No entanto, ainda há muito a fazer, e parece que a Epic Games quer mesmo puxar a coisa mais avante. Desta vez, decidiram focar-se nas personagens, e desenvolveram a ferramenta MetaHuman Creator, com a ajuda das equipas 3Lateral e Cubic Motion, duas empresas compradas pela Epic nos últimos 2 anos. O MetaHuman Creator permite ao usuário fazer modelos de personagens em poucos minutos, enquanto que o processo clássico demorava horas ou até dias. Estas personagens são hiper-realistas, com todo o tipo de detalhes microscópicos como poros da pele e pelos individuais.

 Não só as personagens têm uma aparência realista, mas também se mexem de forma realista, com todos os movimentos microscópicos que o corpo humano faz a cada segundo, algo que até agora não era usado em jogos, pois dava imenso trabalho fazer os movimentos microscópicos manualmente.  O melhor de tudo, é que qualquer pessoa pode usar o programa, desde os grandes estúdios aos pequenos criadores indie, pois a ferramenta funciona num serviço online, e depois o criador pode fazer download da personagem que ele criou, importar para o Unreal Engine, e está pronta a ser usada em qualquer jogo. Graças a isto, qualquer pessoa pode usar a ferramenta sem precisar de um computador muito potente. Mas como é que o programa consegue reproduzir tanto detalhe? Podemos recriar digitalmente qualquer pessoa com esta ferramenta? Será que atingimos o epítome do realismo do ser humano nos videojogos? Que mudanças é que esta ferramenta traz para o futuro da indústria?

Primeiro de tudo, acho que é melhor explicar-vos como funciona o MetaHuman Creator (e, peço desculpa se isto se, a partir daqui o artigo se tornar muito técnico, pois isto é meio que a minha especialidade).

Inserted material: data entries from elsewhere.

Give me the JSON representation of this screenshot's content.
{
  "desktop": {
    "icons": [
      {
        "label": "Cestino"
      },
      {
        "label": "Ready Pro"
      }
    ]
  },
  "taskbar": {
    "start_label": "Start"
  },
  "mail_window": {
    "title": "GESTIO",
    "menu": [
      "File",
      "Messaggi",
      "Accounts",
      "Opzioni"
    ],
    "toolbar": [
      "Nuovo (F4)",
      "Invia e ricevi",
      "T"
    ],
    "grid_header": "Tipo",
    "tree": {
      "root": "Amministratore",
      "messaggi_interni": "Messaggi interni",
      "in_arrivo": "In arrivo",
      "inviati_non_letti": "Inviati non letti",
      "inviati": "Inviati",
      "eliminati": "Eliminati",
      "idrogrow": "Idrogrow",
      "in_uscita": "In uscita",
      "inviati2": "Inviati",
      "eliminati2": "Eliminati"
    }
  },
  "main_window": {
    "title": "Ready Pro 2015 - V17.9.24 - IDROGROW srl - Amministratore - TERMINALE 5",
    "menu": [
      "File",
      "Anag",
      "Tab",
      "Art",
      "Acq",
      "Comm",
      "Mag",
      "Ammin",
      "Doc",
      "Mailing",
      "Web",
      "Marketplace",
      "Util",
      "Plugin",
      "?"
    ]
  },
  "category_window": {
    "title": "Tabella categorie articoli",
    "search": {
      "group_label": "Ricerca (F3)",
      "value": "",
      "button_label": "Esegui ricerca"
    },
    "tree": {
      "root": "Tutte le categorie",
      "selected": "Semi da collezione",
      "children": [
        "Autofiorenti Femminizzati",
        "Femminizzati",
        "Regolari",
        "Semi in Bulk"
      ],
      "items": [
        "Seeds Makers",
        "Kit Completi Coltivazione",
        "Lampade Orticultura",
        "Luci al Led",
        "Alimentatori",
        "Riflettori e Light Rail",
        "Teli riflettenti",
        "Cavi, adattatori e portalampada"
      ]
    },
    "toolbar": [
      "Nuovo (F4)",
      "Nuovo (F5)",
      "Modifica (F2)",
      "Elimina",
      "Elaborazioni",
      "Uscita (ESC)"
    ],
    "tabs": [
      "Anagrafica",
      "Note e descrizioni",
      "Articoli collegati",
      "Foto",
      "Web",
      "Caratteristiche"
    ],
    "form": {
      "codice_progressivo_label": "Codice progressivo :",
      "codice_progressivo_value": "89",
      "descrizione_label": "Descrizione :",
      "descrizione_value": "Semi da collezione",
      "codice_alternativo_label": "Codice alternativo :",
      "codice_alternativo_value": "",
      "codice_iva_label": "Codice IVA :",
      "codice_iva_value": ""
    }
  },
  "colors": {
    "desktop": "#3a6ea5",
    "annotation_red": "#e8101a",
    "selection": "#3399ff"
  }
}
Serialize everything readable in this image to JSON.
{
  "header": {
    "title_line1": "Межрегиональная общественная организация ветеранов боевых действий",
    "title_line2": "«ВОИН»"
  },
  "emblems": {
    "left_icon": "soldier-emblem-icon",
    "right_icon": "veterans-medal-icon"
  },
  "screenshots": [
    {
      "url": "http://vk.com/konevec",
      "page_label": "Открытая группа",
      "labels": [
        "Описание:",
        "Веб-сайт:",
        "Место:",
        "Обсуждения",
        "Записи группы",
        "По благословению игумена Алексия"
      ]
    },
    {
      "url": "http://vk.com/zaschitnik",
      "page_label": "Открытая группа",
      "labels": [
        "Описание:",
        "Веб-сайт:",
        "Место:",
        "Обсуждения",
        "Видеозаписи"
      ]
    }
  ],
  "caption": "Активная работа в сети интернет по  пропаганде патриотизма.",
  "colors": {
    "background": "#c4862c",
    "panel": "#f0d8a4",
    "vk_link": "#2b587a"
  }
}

Se já se cruzaram com as notícias da nova ferramenta, provavelmente já se cruzaram com a piada do “Ha ha! É o novo Sims 5!”. A piada não é acidental, pois as ferramentas do MetaHuman funcionam exactamente da mesma maneira que o Criar Um Sim do Sims 4. A ferramenta oferece ao utilizador uma biblioteca de elementos faciais (e até roupas) pré feitos, mas também oferece pontos de manipulação em vários elementos da face, que o utilizador pode modificar ao seu gosto para criar a cara perfeita de uma forma intuitiva. Detalhes de pele, como rugas e afins, parecem ser feitos através de sliders, no entanto, não é claro, no caso das rugas, se existem apenas padrões de rugas pré feitos, ou se existe algum tipo de cálculos por trás para criar um pouco de variação entre personagens.

Os MetaHumans são criados já com esqueletos prontos a animar, e é aqui que a diversão entra. Parte do problema de criar humanos digitais realistas é a animação, principalmente da face. Existem muitos músculos na nossa cara que se mexem de maneira única com cada expressão que fazemos, e por vezes é difícil reproduzir o movimento complexo das nossas expressões. Um exemplo disto é o lábio superior, que é o elemento mais difícil de animar. Isto é porque muitos animadores abrem o lábio superior a partir do centro do lábio, puxando-o para cima. Na verdade, o lábio superior nunca é puxado para cima ao centro (não temos nenhum músculo a ligar o centro do lábio ao centro do nariz), mas sim puxado na diagonal, para cima e para fora, e é puxado por dois pontos directamente por baixo das bordas laterais do nariz. Este tipo de detalhes são o suficiente para quebrar a imagem do realismo, mesmo que os modelos estejam perfeitos em aparência. No entanto, o esqueleto destas personagens parece ser incrivelmente complexo, o que permite animar estes pequenos detalhes com mais precisão.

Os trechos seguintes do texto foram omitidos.